Hoxd and Hoxa genes have also been shown to be necessary for Shh to be activated (Kmita et al., 2005). In turn, Shh expression is required to maintain “posterior” Hoxa and Hoxd gene expression by preventing the repressive form of Gli3 (Gli3R) to be formed in the posterior region of the developing limb bud. Accordingly, Shh mutants show negligible expression levels of Hoxa13 and Hoxd13 (te Welscher et al., 2002). Accordingly, Hoxd13 as well as other 5’-located Hoxd genes were expressed at low levels in the python hindlimbs (Figure 23B). In contrast, Hoxa13 and Hoxa11 were unexpectedly highly expressed (Figure 23B). This was striking because Hoxa13 expression is almost not detected in the mouse and chicken early limb primordium and is rather strongly expressed in the autopod, a region of the limb bud that patterns digits.

We made use of a transcriptome dataset for the green anole lizard limbs and genitals that has recently been released (Tschopp et al., 2014) to investigate HoxA gene expression in this species. Interestingly, we did not find the same high level of Hoxa13 expression in the lizard early limb indicating that the expression of this gene in limb buds is likely to be snake-specific (Figure 24).

In addition, python limbs and genitals showed distinct expression levels of 5’ Hoxa and Hoxd genes. While in mouse limbs Hoxa13 and 5’ Hoxd genes are highly expressed in developing genitals, the python counterpart only revealed high levels of Hoxd13 and Hoxd11 gene expression. Interestingly, in the lizard genitals, Hoxa13 also appears to be expressed at low levels (Figure 24). Hoxc13 and Hoxb13, on the other hand, are expressed as expected at high levels in the python tail tip but not in genital or limb tissue.

Recent results suggest that HoxA and HoxD clusters are necessary for the activation of Fgf expression at the AER via Gremlin1 (Grem1) and Fgf10 downregulation (Sheth et al.,

2013). We therefore analyzed expression of the python Grem1 gene, a BMP antagonist expressed in the limb mesenchyme essential for the correct expression of ectodermal Fgf genes (Zuniga et al., 1999). We found that Grem1, similarly to Fgf10 is expressed in the python limb, indicating that the few Hox genes present at the python hindlimb are sufficient to drive expression of this gene.

Altogether, these results show that genes known to be necessary for limb growth and differentiation, both for AER induction or Shh activation in the posterior limb are unexpectedly expressed in the python hindlimb.
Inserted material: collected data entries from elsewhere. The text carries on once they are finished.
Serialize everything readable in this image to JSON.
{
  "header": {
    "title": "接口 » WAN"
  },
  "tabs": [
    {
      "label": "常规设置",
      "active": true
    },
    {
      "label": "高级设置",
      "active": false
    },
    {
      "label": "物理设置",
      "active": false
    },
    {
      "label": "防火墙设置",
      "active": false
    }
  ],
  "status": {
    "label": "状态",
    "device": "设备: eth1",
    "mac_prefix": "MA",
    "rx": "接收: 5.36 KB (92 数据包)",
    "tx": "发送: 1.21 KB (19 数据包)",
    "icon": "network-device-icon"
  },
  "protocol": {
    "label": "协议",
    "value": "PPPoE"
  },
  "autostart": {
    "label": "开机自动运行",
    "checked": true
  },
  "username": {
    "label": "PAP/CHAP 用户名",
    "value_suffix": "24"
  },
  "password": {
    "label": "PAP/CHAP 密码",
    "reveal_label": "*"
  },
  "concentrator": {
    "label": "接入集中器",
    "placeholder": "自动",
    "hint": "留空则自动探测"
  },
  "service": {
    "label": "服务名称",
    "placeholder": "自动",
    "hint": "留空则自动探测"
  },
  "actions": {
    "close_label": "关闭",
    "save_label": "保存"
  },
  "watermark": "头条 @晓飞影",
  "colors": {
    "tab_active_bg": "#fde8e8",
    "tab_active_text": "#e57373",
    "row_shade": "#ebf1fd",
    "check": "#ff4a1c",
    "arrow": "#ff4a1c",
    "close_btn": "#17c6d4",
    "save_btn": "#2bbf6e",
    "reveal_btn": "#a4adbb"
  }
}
In addition, Hox gene expression at the python hindlimb is mostly restricted to the HoxA cluster and includes both mouse zeugopod-specific genes such as Hoxa11 and the mouse autopod-zeugopod-specific Hoxa13.

Figure 23 – Python embryonic tissue RNA-seq mapping over genes involved in limb development

A. RNA-seq profiles over genes that have a role in AER formation and Fgf or Shh activation. B. Mapping of RNA-seq reads over selected Hox genes. Exons estimated either by cufflinks or by blast with exons of closely related species.

Figure 24 – RNA-seq profiles of python and lizard limbs and genitals

RNA-seq mapping of python hindlimb bud and genitals (top), as well as lizard limb and genitals over the HoxA cluster (bottom). The y-axis is adjusted according to total number of aligned reads over the respective genomes between samples of the same species. Hox genes are represented by black boxes.